TouringMachineDoc

The Touring Machine – spoken text

The text below is the spoken part of the composition The Touring Machine by Deborah Edwards, and was first performed on 11 May 2013. The text is extracted from an extremely important publication by the British mathematician Alan Turing in 1936. This was entitled ‘ON COMPUTABLE NUMBERS, WITH AN APPLICATION TO THE ENTSCHEIDUNGSPROBLEM’ and described the operation of a computing machine that became known as the Turing Machine. This machine is a conceptually simple computer that can emulate all modern computers; in effect, anything that can be calculated on these can be calculated by a Turing machine. In addition, Turing applied his conceptual machine to the ‘Entscheidungsproblem‘, which essentially posed the question as to whether it was possible to devise an algorithm that, coupled with the axioms of mathematics, could be applied to prove or disprove any arbitrary mathematical theorem. In other words, whether it was possible to construct a computer that could mechanically solve any mathematical problem put to it, and thus presumably make mathematicians largely redundant. Turing showed that such a machine is impossible in principle, and his result can be seen as an extension of Godel’s famous incompleteness theorem a few years earlier. The full text of Turing’s paper can be viewed here.


The “computable” numbers may be described briefly as the real numbers whose expressions as a decimal are calculable by finite means. Although the subject of this paper is ostensibly the computable numbers, it is almost equally easy to define and investigate computable functions of an integral variable or a real or computable variable, computable predicates, and so forth. The fundamental problems involved are, however, the same in each case, and I have chosen the computable numbers for explicit treatment as involving the least cumbrous technique. I hope shortly to give an account of the relations of the computable numbers, functions, and so forth to one another. This will include a development of the theory of functions of a real variable expressed in terms of computable numbers. According to my definition, a number is computable if its decimal can be written down by a machine.

We may compare a man in the process of computing a real number to a machine which is only capable of a finite number of conditions q1: q2 to qn; which will be called ” m-configurations “. The machine is supplied with a “tape” (the analogue of paper) running through it, and divided into sections (called “squares”) each capable of bearing a “symbol”.

At any moment there is just one square, say the r-th, bearing the r-th symbol which is “in the machine”. We may call this square the “scanned square “. The symbol on the scanned square may be called the ” scanned symbol”. The “scanned symbol” is the only one of which the machine is, so to speak, “directly aware”.

However, by altering its m-configuration the machine can effectively remember some of the symbols which it has “seen” (scanned) previously. The possible behaviour of the machine at any moment is determined by the m-configuration qn and the scanned symbol (r). This pair qn (r) will be called the ”configuration”: thus the configuration determines the possible behaviour of the machine.

In some of the configurations in which the scanned square is blank (i.e. bears no symbol) the machine writes down a new symbol on the scanned square: in other configurations it erases the scanned symbol. The machine may also change the square which is being scanned, but only by shifting it one place to right or left. In addition to any of these operations the
m-configuration may be changed.

Some of the symbols written down will form the sequence of figures which is the decimal of the real number which is being computed. The others are just rough notes to “assist the memory”. It will only be these rough notes which will be liable to erasure.

It is my contention that these operations include all those which are used in the computation of a number. The defence of this contention will be easier when the theory of the machines is familiar to the reader. In the next section I therefore proceed with the development of the theory and assume that it is understood what is meant by “machine”, “tape”, “scanned”, etc.

Automatic machines

If at each stage the motion of a machine is completely determined by the configuration, we shall call the machine an “automatic machine” (or a-machine).

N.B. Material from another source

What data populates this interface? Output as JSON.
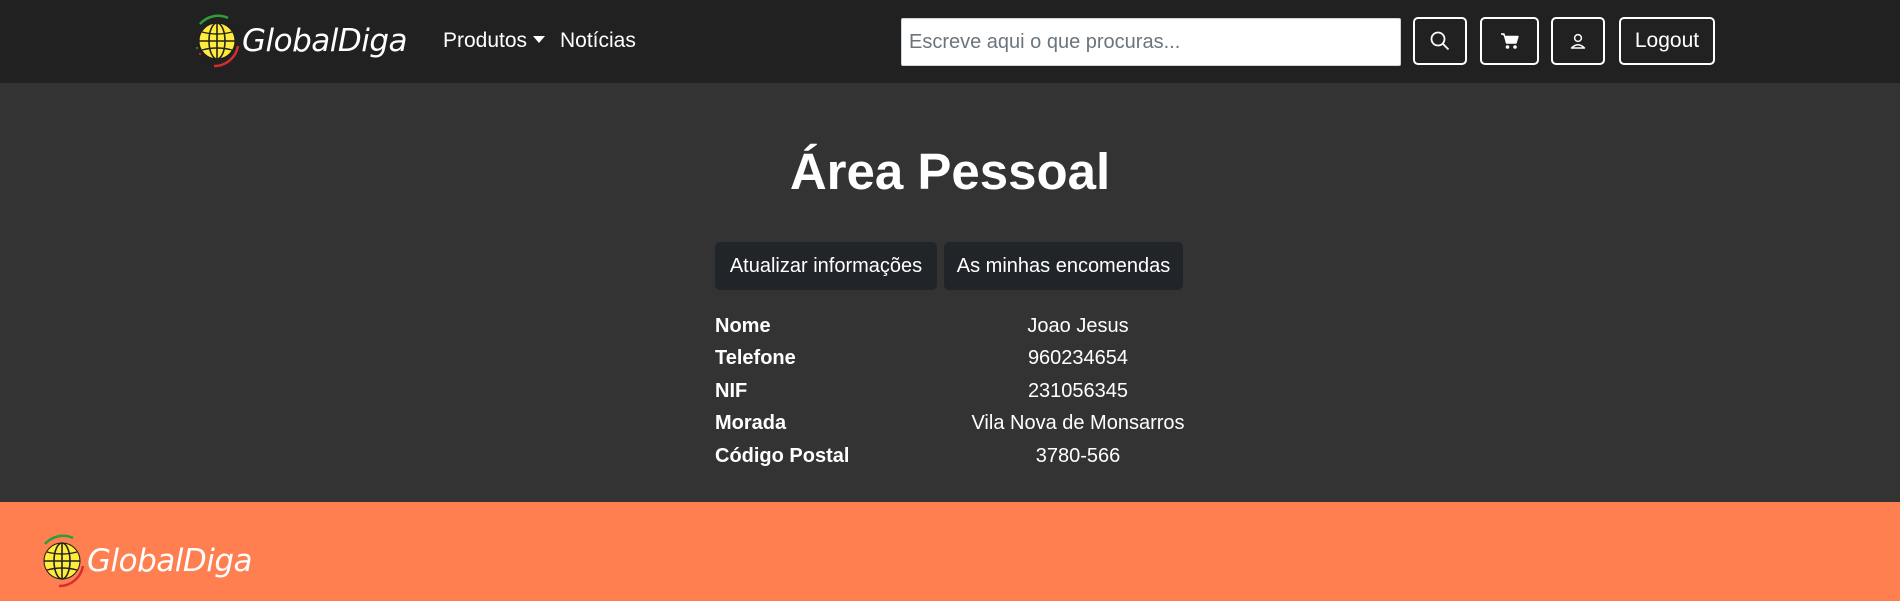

For some purposes we might use machines (choice machines or a-machines) whose motion is only partially determined by the configuration. When such a machine reaches one of these ambiguous configurations, it cannot go on until some arbitrary choice has been made by an external operator. This would be the case if we were using machines to deal with axiomatic systems. In this paper I deal only with automatic machines.

Computing machines

If an a-machine prints two kinds of symbols, of which the first kind (called figures) consists entirely of 0 and 1 (the others being called symbols of the second kind), then the machine will be called a computing machine. If the machine is supplied with a blank tape and set in motion, starting from the correct initial m-configuration, the subsequence of the symbols printed by it which are of the first kind will be called the sequence computed by the machine. The real number whose expression as a binary decimal is obtained by prefacing this sequence by a decimal point is called the number computed by the machine.
At any stage of the motion of the machine, the number of the scanned square, the complete sequence of all symbols on the tape, and the m-configuration will be said to describe the complete configuration at that stage. The changes of the machine and tape between successive complete configurations will be called the moves of the machine.